From these data it might be safe to assume that no marked rise in future Finnish settlement, either in urban or in rural areas, is to be expected, and that there will be a tendency for rural settlement to increase slightly. We have based our assumption of relative equilibrium not only upon what has happened during the past twenty years, but upon the probability that should free immigration, or at least a less restricted immigration of Finns, again be permitted, many foreign-born Finns will gravitate toward the rural areas as they have done in the past - an apparently normal tendency - and such rural increases will be in turn offset by the movement of native-born Finns from rural to urban centres. On the other hand, it is not uncommon for Finns who have accumulated reserve funds in the cities eventually to remove to a farm, although their children may remain in the cities. This tendency to return to the land helps to maintain an element of constancy in the number of rural Finns. One factor the effect of which cannot be determined owing to the lack of data, is the movement of Finns into Ohio from other states. While ordinarily that movement does not seem to be important, there have been times when large numbers have been attracted by the establishment of a new factory, or have been forced to find employment in another state, when industries with which they were associated in their own have ceased.
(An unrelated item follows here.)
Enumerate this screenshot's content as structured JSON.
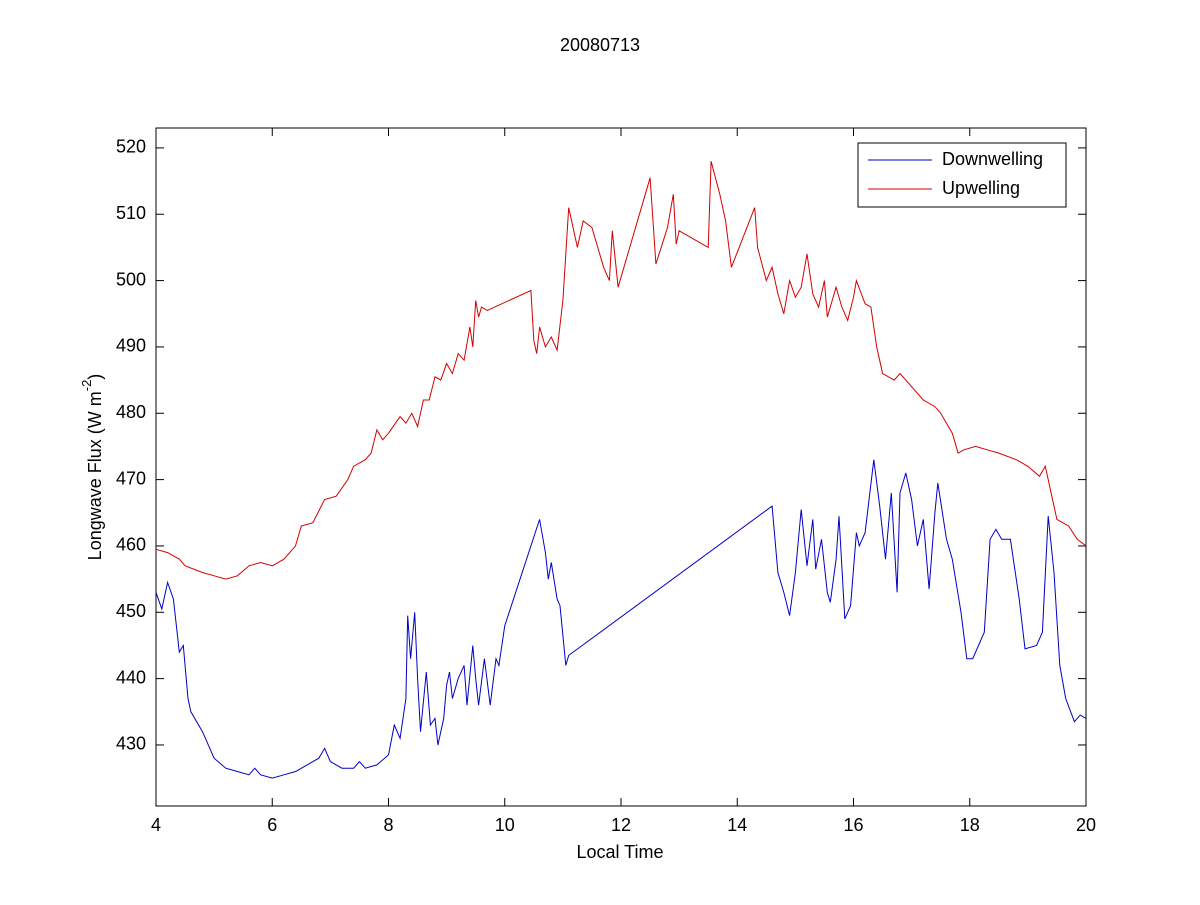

In Finland, the growth of urban population has been relatively slow. The nation continues to reflect an agricultural economy. This is particularly true if forestry is included with agriculture. Nevertheless, recent national policy has encouraged industrial development. These facts, coupled with rapid economic changes which have taken and are taking place in Ohio, may account in part for the urban-rural distribution in the state today. However, we must not overlook the fact that the rural urge still remains strong in the hearts of the Finns, and it is observable that when they live in towns, they choose the smaller ones, or, if they must settle in the great cities, they elect to live in suburban areas, and whenever possible rent or own a cabin upon some nearby lake, so that they may at least spend their leisure in natural surroundings.
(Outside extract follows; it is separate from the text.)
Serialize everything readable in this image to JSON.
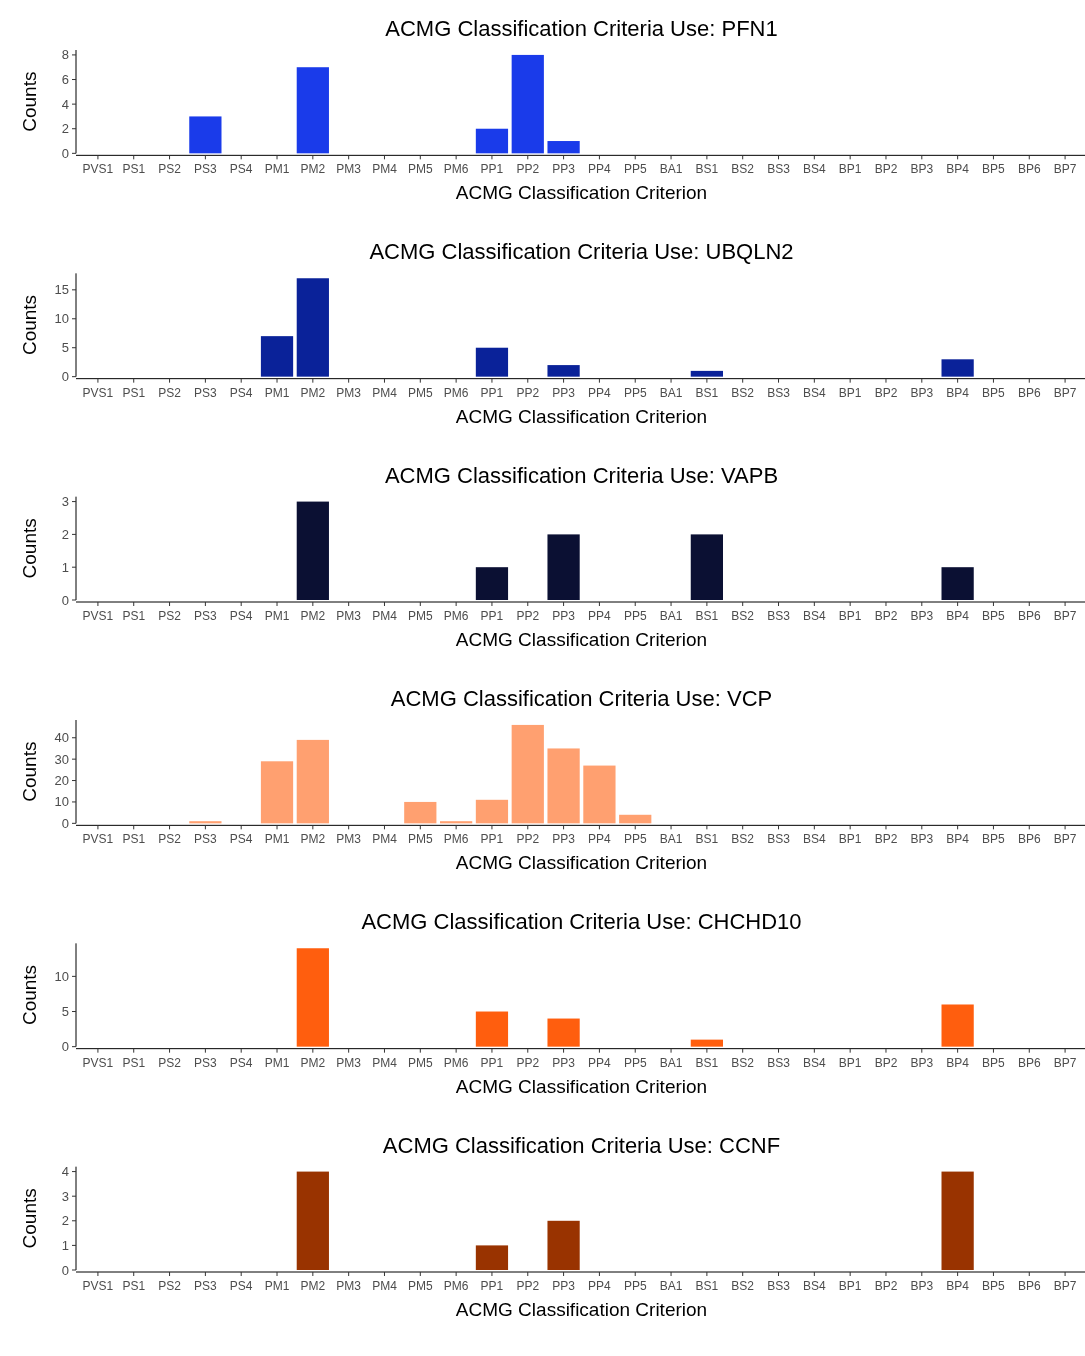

1 All data are from the reports of the U. S. Census.
2See Baltic Countries, Vol. II, No. 1, May 1936, "Finns in the U.S.A. and Canada" (by the present writer), p. 35, Fig. 1.
3By non-farm is meant those who do not live on farms but in villages, even though in some instances they are owners of farms.
4Ohio has evolved from an agricultural into an industrial state. At present 42 per cent. of the total population is engaged in manufacturing, industries and mining (excluding transport and trade), whereas but 12 per cent. are engaged in agriculture (exclusive of forestry and fishing). These figures imply that the population is predominantly urban, for which there is ample evidence in the fact that 67.8 per cent. live in communities with a population of 2,500 or over. In 1890, only 41 per cent. of the population was urban.
Published in Baltic and Scandinavian Countries. Vol. III, 1937, p. 253-255.